Alle kaarten worden goed gemengd en blind aan alle spelers verdeeld. Elke speler plaatst zijn stapel kaarten verdekt voor zich neer. Vervolgens draait iedereen om beurt de bovenste kaart om en worden de uitkomsten van de bewerkingen vergeleken. De speler die de hoogste som of het hoogste verschil bezit, neemt alle openliggende kaarten en schuift die onder zijn eigen stapel. Indien toevallig alle kaarten dezelfde uitkomst hebben, moet iedereen een extra kaart uitspelen.
Dit gaat verder totdat één speler alle kaarten bezit en daardoor ook wint.
Ik had meer verwacht van dit doosje. Ten eerste wordt telkens de bovenste kaart omgedraaid zodat je als speler niet echt controle over het spelverloop hebt. Iedereen draait maar wat om en als er bij iedereen een verse kaart ligt, wordt er vergeleken.

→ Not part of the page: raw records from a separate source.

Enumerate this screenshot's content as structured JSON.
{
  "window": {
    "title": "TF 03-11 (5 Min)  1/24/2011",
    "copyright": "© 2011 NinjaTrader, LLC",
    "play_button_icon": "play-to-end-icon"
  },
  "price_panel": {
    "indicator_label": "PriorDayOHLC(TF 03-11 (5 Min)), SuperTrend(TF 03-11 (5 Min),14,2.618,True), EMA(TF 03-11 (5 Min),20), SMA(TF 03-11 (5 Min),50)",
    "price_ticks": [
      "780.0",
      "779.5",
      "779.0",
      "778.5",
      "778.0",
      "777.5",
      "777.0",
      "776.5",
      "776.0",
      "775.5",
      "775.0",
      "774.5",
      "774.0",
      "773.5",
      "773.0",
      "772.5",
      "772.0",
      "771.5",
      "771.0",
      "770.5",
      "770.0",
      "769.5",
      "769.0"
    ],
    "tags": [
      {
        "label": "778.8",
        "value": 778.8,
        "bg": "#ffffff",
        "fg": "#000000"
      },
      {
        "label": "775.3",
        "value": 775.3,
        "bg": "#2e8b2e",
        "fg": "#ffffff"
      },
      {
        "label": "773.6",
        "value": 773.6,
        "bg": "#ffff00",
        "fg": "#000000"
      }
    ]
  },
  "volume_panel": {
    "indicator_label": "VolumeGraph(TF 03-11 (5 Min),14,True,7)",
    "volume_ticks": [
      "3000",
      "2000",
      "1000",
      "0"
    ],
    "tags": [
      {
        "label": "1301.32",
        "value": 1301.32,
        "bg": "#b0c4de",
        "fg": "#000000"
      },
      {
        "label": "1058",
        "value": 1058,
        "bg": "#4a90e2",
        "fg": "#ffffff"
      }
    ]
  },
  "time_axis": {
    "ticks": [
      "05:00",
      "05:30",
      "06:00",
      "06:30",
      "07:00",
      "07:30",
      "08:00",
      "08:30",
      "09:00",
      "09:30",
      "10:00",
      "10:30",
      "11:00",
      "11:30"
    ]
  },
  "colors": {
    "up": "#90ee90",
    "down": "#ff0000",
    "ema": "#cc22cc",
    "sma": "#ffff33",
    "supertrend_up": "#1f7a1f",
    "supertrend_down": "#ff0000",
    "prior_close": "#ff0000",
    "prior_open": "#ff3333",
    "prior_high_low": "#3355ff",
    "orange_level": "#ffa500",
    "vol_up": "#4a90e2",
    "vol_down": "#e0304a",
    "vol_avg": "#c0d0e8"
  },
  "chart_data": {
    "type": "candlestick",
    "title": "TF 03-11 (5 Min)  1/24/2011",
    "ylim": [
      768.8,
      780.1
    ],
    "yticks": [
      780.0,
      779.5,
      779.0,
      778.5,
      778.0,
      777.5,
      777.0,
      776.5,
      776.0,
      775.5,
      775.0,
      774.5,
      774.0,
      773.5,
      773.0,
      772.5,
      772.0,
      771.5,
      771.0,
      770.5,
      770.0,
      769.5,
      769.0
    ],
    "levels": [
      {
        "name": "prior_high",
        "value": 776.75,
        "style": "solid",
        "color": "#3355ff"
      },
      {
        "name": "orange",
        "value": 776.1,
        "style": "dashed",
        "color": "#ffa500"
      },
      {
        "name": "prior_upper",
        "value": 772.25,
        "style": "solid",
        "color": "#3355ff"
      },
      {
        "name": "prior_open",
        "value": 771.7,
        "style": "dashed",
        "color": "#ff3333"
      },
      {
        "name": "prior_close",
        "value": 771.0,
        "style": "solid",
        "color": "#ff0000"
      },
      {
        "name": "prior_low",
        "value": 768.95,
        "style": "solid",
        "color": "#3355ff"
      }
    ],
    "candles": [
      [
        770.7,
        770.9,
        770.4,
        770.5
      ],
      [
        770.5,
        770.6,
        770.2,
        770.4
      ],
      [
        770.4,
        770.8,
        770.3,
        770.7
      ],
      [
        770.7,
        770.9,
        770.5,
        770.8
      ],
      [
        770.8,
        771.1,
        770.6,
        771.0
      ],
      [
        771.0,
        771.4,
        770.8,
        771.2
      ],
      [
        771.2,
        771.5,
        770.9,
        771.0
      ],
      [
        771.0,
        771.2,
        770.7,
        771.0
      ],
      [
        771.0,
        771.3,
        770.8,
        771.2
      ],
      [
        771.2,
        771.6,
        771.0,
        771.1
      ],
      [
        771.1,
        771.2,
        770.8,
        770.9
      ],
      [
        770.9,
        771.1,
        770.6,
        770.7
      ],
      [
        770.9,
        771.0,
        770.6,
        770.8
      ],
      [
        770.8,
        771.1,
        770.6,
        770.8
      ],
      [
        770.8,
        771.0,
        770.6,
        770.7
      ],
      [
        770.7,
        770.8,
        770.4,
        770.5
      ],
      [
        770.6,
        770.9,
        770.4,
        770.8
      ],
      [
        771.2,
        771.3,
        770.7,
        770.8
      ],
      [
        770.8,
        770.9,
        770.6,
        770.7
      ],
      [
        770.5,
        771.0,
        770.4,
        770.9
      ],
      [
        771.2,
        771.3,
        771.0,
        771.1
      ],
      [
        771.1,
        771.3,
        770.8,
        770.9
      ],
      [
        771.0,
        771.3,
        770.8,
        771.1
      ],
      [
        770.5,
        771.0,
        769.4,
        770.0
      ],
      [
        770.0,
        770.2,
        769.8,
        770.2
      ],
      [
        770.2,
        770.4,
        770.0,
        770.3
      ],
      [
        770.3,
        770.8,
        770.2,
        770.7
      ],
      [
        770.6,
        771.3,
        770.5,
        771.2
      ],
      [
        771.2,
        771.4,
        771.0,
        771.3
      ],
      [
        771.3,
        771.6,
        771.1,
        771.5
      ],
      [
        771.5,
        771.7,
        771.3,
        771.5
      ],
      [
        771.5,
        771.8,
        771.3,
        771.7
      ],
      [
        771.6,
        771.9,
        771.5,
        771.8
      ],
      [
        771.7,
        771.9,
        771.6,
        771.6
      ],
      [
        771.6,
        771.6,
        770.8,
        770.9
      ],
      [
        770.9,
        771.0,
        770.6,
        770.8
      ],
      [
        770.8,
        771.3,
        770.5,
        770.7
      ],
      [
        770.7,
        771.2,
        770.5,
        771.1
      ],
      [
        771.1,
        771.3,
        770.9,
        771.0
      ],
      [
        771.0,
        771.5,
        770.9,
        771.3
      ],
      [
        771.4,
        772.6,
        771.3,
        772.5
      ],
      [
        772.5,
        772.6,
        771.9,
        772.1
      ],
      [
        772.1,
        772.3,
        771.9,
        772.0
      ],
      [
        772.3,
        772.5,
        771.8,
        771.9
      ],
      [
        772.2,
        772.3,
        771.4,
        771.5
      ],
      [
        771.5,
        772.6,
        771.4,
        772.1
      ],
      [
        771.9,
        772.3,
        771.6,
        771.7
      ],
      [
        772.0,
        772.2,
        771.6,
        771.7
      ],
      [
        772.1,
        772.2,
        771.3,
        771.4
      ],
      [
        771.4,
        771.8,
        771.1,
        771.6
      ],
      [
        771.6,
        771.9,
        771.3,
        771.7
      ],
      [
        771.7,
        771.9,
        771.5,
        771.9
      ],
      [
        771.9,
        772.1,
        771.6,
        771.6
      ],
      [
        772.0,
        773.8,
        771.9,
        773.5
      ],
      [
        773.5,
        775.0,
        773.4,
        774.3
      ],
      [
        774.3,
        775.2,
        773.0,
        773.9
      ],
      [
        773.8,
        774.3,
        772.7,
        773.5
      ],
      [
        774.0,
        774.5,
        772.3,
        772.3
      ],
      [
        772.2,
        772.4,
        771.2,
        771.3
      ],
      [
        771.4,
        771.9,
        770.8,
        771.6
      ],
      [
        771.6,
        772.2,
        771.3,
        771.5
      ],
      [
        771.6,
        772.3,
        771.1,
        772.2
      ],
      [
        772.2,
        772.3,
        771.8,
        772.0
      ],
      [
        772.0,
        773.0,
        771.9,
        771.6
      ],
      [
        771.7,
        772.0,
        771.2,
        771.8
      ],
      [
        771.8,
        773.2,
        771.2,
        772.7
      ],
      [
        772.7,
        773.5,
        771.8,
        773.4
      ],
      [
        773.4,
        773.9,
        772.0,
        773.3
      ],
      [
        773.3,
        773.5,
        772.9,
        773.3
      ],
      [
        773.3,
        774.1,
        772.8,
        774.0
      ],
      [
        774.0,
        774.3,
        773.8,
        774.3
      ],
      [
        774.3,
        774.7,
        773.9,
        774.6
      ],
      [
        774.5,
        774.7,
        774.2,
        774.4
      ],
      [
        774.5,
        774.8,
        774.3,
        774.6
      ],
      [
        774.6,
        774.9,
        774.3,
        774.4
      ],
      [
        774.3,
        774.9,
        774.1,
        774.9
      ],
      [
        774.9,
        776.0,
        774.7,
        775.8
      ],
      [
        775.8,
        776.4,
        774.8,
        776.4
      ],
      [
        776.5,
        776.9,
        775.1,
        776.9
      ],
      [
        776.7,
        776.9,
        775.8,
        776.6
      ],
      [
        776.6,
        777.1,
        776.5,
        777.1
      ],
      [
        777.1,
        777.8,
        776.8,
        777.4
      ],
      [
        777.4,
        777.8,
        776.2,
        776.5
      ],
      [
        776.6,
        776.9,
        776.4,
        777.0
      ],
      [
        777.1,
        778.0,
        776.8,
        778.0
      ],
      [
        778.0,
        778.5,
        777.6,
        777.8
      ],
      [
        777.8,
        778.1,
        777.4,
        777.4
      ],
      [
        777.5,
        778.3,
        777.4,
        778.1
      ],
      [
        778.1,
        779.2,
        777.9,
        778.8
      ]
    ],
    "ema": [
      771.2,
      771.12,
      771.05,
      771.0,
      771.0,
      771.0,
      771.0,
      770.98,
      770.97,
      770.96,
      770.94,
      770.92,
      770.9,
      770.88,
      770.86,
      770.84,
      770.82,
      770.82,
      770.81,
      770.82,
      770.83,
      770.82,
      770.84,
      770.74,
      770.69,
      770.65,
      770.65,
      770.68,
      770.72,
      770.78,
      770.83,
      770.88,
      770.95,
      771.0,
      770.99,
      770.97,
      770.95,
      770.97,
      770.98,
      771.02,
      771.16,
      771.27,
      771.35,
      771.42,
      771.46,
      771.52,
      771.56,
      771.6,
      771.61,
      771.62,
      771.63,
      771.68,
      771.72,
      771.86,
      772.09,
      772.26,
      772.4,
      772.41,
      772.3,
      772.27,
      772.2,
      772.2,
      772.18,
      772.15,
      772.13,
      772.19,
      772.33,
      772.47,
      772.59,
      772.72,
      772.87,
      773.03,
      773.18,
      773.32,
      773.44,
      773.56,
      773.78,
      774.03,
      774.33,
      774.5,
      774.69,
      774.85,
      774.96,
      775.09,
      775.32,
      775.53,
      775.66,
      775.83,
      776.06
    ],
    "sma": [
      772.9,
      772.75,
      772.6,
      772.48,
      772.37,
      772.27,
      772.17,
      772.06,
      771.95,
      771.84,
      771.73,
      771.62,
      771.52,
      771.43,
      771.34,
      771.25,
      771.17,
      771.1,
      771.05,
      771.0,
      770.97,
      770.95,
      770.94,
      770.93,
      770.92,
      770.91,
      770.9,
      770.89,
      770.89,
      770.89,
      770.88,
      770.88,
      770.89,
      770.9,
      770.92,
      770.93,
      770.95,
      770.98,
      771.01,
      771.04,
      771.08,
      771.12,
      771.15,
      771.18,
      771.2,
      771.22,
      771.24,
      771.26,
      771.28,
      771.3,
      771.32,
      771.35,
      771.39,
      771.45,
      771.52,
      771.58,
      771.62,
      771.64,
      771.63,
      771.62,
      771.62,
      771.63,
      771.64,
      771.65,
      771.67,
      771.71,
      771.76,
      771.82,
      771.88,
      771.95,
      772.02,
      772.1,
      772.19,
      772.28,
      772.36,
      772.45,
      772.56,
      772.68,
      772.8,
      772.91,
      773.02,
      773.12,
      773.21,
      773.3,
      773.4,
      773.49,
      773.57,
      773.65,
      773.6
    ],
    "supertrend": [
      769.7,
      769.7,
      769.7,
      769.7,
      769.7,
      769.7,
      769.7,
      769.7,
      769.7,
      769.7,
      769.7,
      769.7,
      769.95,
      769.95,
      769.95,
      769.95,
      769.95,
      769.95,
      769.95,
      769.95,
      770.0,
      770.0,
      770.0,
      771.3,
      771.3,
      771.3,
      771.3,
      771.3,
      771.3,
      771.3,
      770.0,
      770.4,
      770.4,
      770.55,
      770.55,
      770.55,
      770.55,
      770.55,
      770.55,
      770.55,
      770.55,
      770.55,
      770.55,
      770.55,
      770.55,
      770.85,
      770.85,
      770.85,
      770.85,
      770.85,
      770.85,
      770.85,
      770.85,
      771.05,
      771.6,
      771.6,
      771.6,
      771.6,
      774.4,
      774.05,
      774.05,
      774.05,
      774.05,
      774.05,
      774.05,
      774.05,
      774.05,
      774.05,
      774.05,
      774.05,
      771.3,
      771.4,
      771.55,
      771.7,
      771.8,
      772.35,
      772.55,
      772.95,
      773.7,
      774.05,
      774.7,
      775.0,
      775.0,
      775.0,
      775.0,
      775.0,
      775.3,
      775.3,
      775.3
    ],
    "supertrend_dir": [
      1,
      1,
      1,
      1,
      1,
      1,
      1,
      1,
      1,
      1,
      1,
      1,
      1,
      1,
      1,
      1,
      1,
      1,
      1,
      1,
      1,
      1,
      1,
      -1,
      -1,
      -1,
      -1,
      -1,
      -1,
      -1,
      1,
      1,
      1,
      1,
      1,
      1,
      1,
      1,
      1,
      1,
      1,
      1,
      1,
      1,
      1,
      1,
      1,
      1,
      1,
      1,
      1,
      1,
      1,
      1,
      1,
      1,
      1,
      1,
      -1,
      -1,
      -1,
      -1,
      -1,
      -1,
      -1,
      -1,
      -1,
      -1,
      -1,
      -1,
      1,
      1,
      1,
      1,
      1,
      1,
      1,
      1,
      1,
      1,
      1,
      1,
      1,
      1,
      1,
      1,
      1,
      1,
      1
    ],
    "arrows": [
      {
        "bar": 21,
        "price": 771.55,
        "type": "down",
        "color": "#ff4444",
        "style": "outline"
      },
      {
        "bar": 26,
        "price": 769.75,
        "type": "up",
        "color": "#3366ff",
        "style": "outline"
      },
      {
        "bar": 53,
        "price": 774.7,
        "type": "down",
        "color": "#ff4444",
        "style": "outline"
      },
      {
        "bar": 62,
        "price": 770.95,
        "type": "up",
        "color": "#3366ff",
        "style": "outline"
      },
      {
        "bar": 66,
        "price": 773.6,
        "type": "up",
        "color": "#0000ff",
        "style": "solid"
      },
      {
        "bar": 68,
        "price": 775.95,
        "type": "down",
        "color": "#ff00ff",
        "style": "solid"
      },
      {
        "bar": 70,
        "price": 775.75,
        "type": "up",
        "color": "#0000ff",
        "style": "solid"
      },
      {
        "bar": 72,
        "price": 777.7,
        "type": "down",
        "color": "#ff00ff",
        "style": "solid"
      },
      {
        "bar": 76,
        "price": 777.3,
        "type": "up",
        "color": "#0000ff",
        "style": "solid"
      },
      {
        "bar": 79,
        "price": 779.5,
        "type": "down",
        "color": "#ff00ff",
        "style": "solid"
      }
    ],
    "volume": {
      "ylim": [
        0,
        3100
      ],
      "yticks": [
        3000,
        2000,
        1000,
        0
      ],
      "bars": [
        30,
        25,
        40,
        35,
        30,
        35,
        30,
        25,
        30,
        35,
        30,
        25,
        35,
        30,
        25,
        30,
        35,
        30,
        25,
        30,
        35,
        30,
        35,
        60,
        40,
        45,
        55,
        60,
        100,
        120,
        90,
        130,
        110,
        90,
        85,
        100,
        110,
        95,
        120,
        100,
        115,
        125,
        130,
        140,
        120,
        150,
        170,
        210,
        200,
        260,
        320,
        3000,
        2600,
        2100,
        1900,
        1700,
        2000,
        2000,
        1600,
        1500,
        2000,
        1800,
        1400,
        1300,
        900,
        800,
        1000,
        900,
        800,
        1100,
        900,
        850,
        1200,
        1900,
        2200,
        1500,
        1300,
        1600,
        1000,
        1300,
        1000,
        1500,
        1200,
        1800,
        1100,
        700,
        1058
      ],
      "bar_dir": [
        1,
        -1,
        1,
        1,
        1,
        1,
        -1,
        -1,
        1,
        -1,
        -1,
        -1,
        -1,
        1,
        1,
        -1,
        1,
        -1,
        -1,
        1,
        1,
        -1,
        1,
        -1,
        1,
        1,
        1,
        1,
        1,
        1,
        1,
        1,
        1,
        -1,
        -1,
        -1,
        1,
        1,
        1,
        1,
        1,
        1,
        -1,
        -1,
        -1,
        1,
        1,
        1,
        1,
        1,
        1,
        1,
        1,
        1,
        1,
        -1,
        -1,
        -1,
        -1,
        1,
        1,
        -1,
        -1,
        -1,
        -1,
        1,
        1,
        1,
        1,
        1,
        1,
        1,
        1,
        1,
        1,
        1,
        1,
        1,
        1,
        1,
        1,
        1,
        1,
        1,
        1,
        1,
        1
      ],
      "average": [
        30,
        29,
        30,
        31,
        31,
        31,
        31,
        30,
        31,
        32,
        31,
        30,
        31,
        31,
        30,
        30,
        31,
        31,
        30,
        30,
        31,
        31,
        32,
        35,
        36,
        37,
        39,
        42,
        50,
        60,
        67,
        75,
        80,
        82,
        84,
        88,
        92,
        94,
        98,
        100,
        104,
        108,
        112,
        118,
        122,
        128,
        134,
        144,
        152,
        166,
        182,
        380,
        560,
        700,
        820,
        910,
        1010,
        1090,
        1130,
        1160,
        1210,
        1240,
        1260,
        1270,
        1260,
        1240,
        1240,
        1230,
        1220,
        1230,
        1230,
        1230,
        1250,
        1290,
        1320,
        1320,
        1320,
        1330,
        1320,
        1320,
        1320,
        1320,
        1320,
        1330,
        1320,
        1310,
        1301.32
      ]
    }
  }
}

Een tweede minpunt is het volledig ontbreken van een leereffect. Doordat elke kaart onderaan een staafje van een bepaalde lengte toont (wat precies gelijk is aan de som of het verschil van de twee breuken op de kaart), leren de kinderen helemaal niet om de som of het verschil van de twee breuken op de kaart te berekenen. Ze kijken enkel naar de lengte van het staafje en vergelijken die met elkaar. Wat bedoeld was als controlemiddel gaat zijn doel volledig voorbij. Daardoor wordt dit een spel van kaartjes omdraaien, staafjes vergelijken en ondergaan hoe je kaarten verdwijnen naar die speler die toevallig het grootste staafje heeft gespeeld.
Jammer, maar dit kaartspel is helemaal niet bruikbaar om een leereffect naar breuken te ontwikkelen.